NEWS | April 24, 2012

May is National Drowning Prevention Awareness Month

By Nancy Haynsworth Joint Base Charleston - Weapons Station Aquatics Coordinator

The month of May is often associated with the beginning of the summer season and the warmer weather brings large numbers of people to the water; backyard pools, beaches, waterfronts and public aquatic facilities. Unfortunately, the month of May also signals an increase in drowning tragedies across our nation.

The National Drowning Prevention Alliance is spearheading a collaborative national effort to support May as National Drowning Prevention Month. The campaign's primary goal is to promote water safety and celebrate the role swimming and water safety play in physical and mental health and quality of life for Americans.

Among skilled swimmers, shallow water blackout is the number one cause of drowning. Individuals, who hyperventilate prior to submerging in order to stay underwater longer, exhale too much carbon dioxide which stops the breathing reflex. When blood oxygen levels deplete, the person loses consciousness and drowns without ever feeling the urge to breathe.

According to the Center for Disease Control, about 10 people die every day from unintentional drowning; 20 percent of victims are age 14 and younger. Drowning is the sixth leading cause of unintentional injury death for people of all ages and the second leading cause of death for children ages one to 14 years old. Children ages one to four and minorities have the highest rates of drowning of all groups.

Parents and caregivers are key to keeping children safe in, on and around the water. Making safety paramount can be the difference between fun and fatality.

Learn to swim. Swimming lessons for toddlers, young children and even adults can help protect from drowning. Swimming lessons must never be a substitute for constant parental supervision. Both, the JB Charleston - Weapons Station and Air Base, offer a complete array of swimming lessons.
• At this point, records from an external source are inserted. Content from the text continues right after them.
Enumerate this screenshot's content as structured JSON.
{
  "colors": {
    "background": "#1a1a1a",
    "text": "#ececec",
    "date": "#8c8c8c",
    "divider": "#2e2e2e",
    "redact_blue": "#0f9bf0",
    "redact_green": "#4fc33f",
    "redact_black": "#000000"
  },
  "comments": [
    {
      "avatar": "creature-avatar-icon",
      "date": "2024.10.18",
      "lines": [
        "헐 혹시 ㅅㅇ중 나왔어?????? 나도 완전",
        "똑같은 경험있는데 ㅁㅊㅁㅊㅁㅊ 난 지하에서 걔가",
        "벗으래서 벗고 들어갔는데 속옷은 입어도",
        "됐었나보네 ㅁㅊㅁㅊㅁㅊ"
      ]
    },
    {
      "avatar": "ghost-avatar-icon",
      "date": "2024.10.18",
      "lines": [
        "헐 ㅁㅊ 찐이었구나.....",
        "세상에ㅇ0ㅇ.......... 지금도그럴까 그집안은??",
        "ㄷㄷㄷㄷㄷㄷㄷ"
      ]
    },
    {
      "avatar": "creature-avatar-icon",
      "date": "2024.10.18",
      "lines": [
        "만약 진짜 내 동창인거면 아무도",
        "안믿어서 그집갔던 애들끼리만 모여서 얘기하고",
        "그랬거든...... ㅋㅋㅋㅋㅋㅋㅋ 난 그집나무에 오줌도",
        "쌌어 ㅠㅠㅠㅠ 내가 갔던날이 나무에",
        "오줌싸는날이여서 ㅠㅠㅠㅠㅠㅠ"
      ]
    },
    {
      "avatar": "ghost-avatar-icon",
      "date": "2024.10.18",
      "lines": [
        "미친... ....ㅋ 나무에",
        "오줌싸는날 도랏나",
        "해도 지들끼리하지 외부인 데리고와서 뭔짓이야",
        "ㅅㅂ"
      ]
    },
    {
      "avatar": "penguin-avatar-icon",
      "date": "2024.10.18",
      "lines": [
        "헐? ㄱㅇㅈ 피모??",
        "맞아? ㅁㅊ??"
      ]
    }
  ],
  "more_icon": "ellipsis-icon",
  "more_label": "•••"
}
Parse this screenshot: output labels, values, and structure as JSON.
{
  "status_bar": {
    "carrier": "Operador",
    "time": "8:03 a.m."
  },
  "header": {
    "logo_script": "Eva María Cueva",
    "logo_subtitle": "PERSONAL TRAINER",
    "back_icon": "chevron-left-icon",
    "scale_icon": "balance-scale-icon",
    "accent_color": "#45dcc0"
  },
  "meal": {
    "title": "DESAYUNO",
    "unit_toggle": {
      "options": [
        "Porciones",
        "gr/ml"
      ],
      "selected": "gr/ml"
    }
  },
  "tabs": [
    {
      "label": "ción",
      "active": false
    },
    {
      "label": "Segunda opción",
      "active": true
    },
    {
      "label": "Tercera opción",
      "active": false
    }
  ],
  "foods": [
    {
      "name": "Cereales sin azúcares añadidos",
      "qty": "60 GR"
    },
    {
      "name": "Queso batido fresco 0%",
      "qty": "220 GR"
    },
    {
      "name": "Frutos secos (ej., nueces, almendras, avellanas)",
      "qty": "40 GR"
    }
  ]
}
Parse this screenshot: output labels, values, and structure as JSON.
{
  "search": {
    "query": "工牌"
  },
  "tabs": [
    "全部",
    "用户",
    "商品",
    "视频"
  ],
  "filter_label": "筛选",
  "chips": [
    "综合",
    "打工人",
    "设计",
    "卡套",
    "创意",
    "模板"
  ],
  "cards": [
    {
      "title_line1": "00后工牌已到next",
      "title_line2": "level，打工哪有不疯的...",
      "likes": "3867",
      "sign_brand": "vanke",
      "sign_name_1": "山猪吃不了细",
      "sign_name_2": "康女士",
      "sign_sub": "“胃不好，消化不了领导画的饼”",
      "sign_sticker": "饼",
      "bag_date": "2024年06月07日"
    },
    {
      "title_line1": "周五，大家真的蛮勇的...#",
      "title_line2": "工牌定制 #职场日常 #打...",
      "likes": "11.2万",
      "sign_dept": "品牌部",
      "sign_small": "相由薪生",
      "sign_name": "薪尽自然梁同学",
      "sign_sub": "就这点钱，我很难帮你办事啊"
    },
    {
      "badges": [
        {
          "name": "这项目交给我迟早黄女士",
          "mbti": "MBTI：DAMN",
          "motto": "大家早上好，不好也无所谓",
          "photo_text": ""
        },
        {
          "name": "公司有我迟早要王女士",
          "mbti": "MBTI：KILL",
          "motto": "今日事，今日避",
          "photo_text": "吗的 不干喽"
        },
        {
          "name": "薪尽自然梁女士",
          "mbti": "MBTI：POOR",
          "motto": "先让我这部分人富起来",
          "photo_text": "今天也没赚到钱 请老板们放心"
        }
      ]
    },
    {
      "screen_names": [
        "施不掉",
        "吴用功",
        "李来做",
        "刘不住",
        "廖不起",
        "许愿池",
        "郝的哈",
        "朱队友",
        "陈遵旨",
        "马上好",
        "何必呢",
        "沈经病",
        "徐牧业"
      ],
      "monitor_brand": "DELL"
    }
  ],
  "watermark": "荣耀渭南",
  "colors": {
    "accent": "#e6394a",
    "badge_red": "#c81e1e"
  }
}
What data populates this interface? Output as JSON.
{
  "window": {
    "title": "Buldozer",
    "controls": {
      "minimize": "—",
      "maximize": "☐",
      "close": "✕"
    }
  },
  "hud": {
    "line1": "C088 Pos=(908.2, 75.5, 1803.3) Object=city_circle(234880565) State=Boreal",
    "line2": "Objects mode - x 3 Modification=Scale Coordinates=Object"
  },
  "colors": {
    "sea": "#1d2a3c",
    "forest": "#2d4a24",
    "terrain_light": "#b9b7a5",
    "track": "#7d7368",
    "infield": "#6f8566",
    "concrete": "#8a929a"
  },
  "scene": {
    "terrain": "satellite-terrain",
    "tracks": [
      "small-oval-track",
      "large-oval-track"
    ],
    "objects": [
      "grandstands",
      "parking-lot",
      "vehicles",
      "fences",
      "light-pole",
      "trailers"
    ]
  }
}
Learn CPR. CPR can help you save a life. Learn CPR and get recertified every two years.
Use the buddy system. Always swim with a buddy and choose swimming sites that have lifeguards on duty.

Do not use air‐filled or foam toys as safety devices. Toys, such as water wings, noodles or inner‐tubes are not a replacement for Coast Guard-approved life jackets. While these toys are fun, they are not designed to keep swimmers safe.

Supervise your children. Supervise young children at all times around bathtubs, mop buckets, toilets, swimming pools and natural bodies of water. When supervising kids near water, avoid distracting activities such as playing cards, reading books or talking on the phone, and always stay close enough to reach out and touch young children at all times.

Don't drink alcohol. Avoid alcohol before or during swimming, boating or water skiing and never drink alcohol while supervising children.

If you have a pool at home:

Install four‐sided fencing. Install a four‐sided pool fence, at least four-feet high that separates the house and play area from the pool area. Use self‐closing and self‐latching gates that open outward with latches that are out of the reach of children.

Clear the pool deck of toys. Always remove floats, balls and other toys from the pool and surrounding area after use. These toys may encourage children to enter the pool area unsupervised and potentially fall into the pool.

Around natural bodies of water:

Wear life jackets. Even if they know how to swim, make sure children wear life jackets in and around natural bodies of water. Use U.S. Coast Guard approved life jackets when boating, regardless of travel distance, boat size or boater's swimming ability.

Before swimming or boating, know the local weather conditions and forecast. Avoid swimming and or boating whenever there are strong winds and thunder or lightning. Watch for dangerous waves and signs of rip currents. If caught in a rip current, swim parallel to shore; once free, swim diagonally away from the current toward shore.